This summer, I wrote that the U.S. Court of Appeals for the Eleventh Circuit denied my challenge to the TSA’s decision to refuse to allow “some” travelers to opt out of the body scanner in favor of a pat-down. Their reasoning was simple: that the “some” travelers selected at random for this special treatment happened rarely enough that I couldn’t show it was “substantially likely” to happen to me.
The problem with the Eleventh Circuit’s logic is that the U.S. Supreme Court has never required a “substantial likelihood of injury.” What the Supreme Court required was “a likelihood of substantial injury, and the Eleventh Circuit, for the past 2 decades, has, on its own, moved that word “substantial” to modify “likelihood” instead of “injury.”
“The equitable remedy is unavailable absent a showing of irreparable injury, a requirement that cannot be met where there is no showing of any real or immediate threat that the plaintiff will be wronged again — a “likelihood of substantial and immediate irreparable injury.””

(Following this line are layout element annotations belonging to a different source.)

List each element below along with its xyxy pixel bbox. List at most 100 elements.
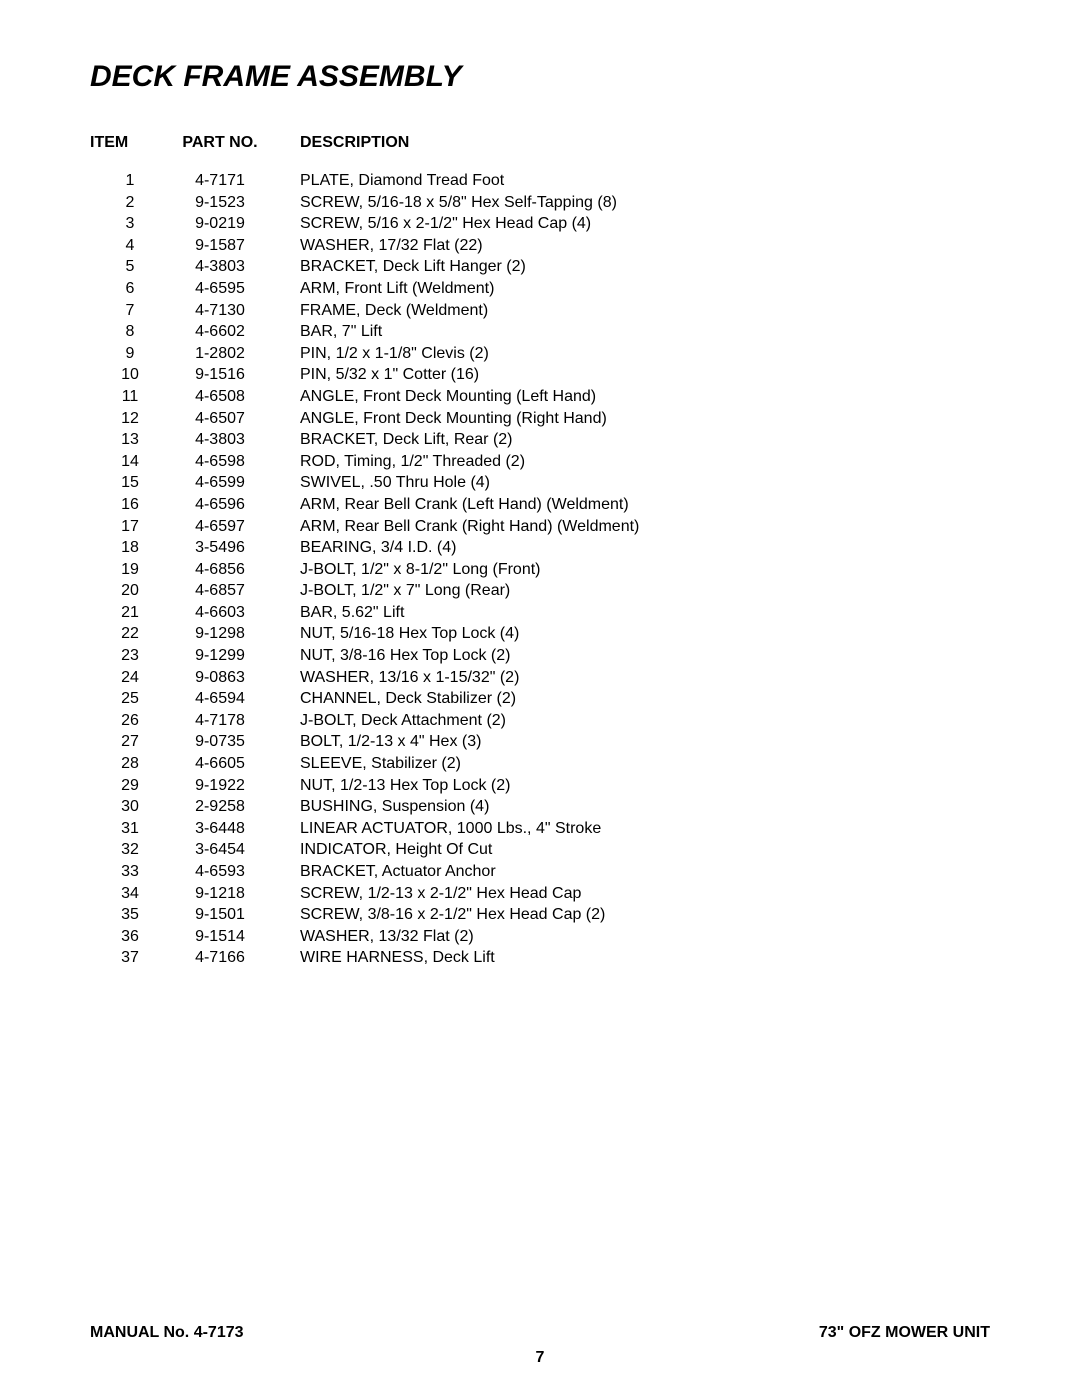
part-number: 4-7166	[170, 947, 270, 969]
item-number: 29	[90, 775, 170, 797]
part-description: J-BOLT, 1/2" x 8-1/2" Long (Front)	[270, 559, 541, 581]
part-description: PLATE, Diamond Tread Foot	[270, 170, 504, 192]
part-number: 9-0863	[170, 667, 270, 689]
part-number: 3-6448	[170, 818, 270, 840]
part-number: 4-6857	[170, 580, 270, 602]
item-number: 18	[90, 537, 170, 559]
page-footer: MANUAL No. 4-7173 73" OFZ MOWER UNIT	[90, 1324, 990, 1342]
part-description: ARM, Front Lift (Weldment)	[270, 278, 494, 300]
item-number: 8	[90, 321, 170, 343]
part-description: NUT, 3/8-16 Hex Top Lock (2)	[270, 645, 510, 667]
part-number: 9-1501	[170, 904, 270, 926]
part-number: 9-1516	[170, 364, 270, 386]
part-description: ANGLE, Front Deck Mounting (Right Hand)	[270, 408, 607, 430]
item-number: 37	[90, 947, 170, 969]
table-row: 174-6597ARM, Rear Bell Crank (Right Hand…	[90, 516, 990, 538]
part-number: 9-1922	[170, 775, 270, 797]
item-number: 14	[90, 451, 170, 473]
item-number: 36	[90, 926, 170, 948]
part-number: 4-6593	[170, 861, 270, 883]
table-row: 29-1523SCREW, 5/16-18 x 5/8" Hex Self-Ta…	[90, 192, 990, 214]
table-row: 279-0735BOLT, 1/2-13 x 4" Hex (3)	[90, 731, 990, 753]
part-number: 4-3803	[170, 429, 270, 451]
table-row: 91-2802PIN, 1/2 x 1-1/8" Clevis (2)	[90, 343, 990, 365]
part-number: 4-6595	[170, 278, 270, 300]
part-description: BRACKET, Actuator Anchor	[270, 861, 496, 883]
header-partno: PART NO.	[170, 134, 270, 152]
item-number: 34	[90, 883, 170, 905]
unit-label: 73" OFZ MOWER UNIT	[819, 1324, 990, 1342]
item-number: 20	[90, 580, 170, 602]
part-number: 4-6507	[170, 408, 270, 430]
item-number: 11	[90, 386, 170, 408]
part-description: NUT, 1/2-13 Hex Top Lock (2)	[270, 775, 510, 797]
part-description: SCREW, 3/8-16 x 2-1/2" Hex Head Cap (2)	[270, 904, 605, 926]
part-number: 9-1299	[170, 645, 270, 667]
item-number: 1	[90, 170, 170, 192]
table-row: 14-7171PLATE, Diamond Tread Foot	[90, 170, 990, 192]
part-number: 9-1298	[170, 623, 270, 645]
part-number: 4-6597	[170, 516, 270, 538]
part-number: 9-1523	[170, 192, 270, 214]
part-description: SCREW, 5/16-18 x 5/8" Hex Self-Tapping (…	[270, 192, 617, 214]
part-description: WASHER, 17/32 Flat (22)	[270, 235, 483, 257]
table-row: 183-5496BEARING, 3/4 I.D. (4)	[90, 537, 990, 559]
item-number: 2	[90, 192, 170, 214]
item-number: 3	[90, 213, 170, 235]
part-number: 9-0735	[170, 731, 270, 753]
header-description: DESCRIPTION	[270, 134, 409, 152]
header-item: ITEM	[90, 134, 170, 152]
table-row: 84-6602BAR, 7" Lift	[90, 321, 990, 343]
table-row: 39-0219SCREW, 5/16 x 2-1/2" Hex Head Cap…	[90, 213, 990, 235]
table-row: 334-6593BRACKET, Actuator Anchor	[90, 861, 990, 883]
item-number: 27	[90, 731, 170, 753]
item-number: 9	[90, 343, 170, 365]
table-row: 109-1516PIN, 5/32 x 1" Cotter (16)	[90, 364, 990, 386]
item-number: 5	[90, 256, 170, 278]
page-title: DECK FRAME ASSEMBLY	[90, 60, 990, 94]
part-number: 4-6605	[170, 753, 270, 775]
part-description: BRACKET, Deck Lift, Rear (2)	[270, 429, 513, 451]
table-row: 264-7178J-BOLT, Deck Attachment (2)	[90, 710, 990, 732]
item-number: 22	[90, 623, 170, 645]
item-number: 26	[90, 710, 170, 732]
part-description: WASHER, 13/32 Flat (2)	[270, 926, 474, 948]
part-number: 9-1587	[170, 235, 270, 257]
part-number: 4-6598	[170, 451, 270, 473]
part-number: 4-6594	[170, 688, 270, 710]
table-row: 323-6454INDICATOR, Height Of Cut	[90, 839, 990, 861]
item-number: 33	[90, 861, 170, 883]
item-number: 21	[90, 602, 170, 624]
item-number: 35	[90, 904, 170, 926]
table-row: 194-6856J-BOLT, 1/2" x 8-1/2" Long (Fron…	[90, 559, 990, 581]
table-row: 249-0863WASHER, 13/16 x 1-15/32" (2)	[90, 667, 990, 689]
part-number: 4-6599	[170, 472, 270, 494]
part-description: SCREW, 1/2-13 x 2-1/2" Hex Head Cap	[270, 883, 581, 905]
item-number: 13	[90, 429, 170, 451]
part-description: ARM, Rear Bell Crank (Left Hand) (Weldme…	[270, 494, 629, 516]
part-description: PIN, 5/32 x 1" Cotter (16)	[270, 364, 479, 386]
item-number: 30	[90, 796, 170, 818]
item-number: 19	[90, 559, 170, 581]
part-number: 4-6603	[170, 602, 270, 624]
table-row: 114-6508ANGLE, Front Deck Mounting (Left…	[90, 386, 990, 408]
part-description: WIRE HARNESS, Deck Lift	[270, 947, 495, 969]
table-row: 284-6605SLEEVE, Stabilizer (2)	[90, 753, 990, 775]
table-row: 74-7130FRAME, Deck (Weldment)	[90, 300, 990, 322]
item-number: 23	[90, 645, 170, 667]
table-row: 204-6857J-BOLT, 1/2" x 7" Long (Rear)	[90, 580, 990, 602]
part-description: BUSHING, Suspension (4)	[270, 796, 489, 818]
item-number: 25	[90, 688, 170, 710]
manual-number: MANUAL No. 4-7173	[90, 1324, 244, 1342]
item-number: 17	[90, 516, 170, 538]
item-number: 28	[90, 753, 170, 775]
table-row: 64-6595ARM, Front Lift (Weldment)	[90, 278, 990, 300]
table-row: 302-9258BUSHING, Suspension (4)	[90, 796, 990, 818]
table-row: 214-6603BAR, 5.62" Lift	[90, 602, 990, 624]
part-number: 9-1514	[170, 926, 270, 948]
part-description: SCREW, 5/16 x 2-1/2" Hex Head Cap (4)	[270, 213, 591, 235]
item-number: 31	[90, 818, 170, 840]
part-description: SWIVEL, .50 Thru Hole (4)	[270, 472, 490, 494]
part-description: J-BOLT, 1/2" x 7" Long (Rear)	[270, 580, 510, 602]
item-number: 4	[90, 235, 170, 257]
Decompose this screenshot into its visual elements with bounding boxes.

Los Angeles v. Lyons, 461 U.S. 95, 111 (1983).
To hold otherwise would preclude the courts from ever enjoining unconstitutional government action — no matter how egregious — so long as the government does it to few enough people in an unpredictable way. That’s not what the Supreme Court has said, nor is it what any of the other U.S. Courts of Appeals have understood the law to be. (If you’re interested, my petition explores the correct standard and those used by the other circuits).
The Supreme Court takes only a tiny fraction of the cases presented to it, so the odds are against us here, but I am hopeful that because the Eleventh Circuit has pretty blatantly departed from every other court at its level, there is a chance they might take this one up.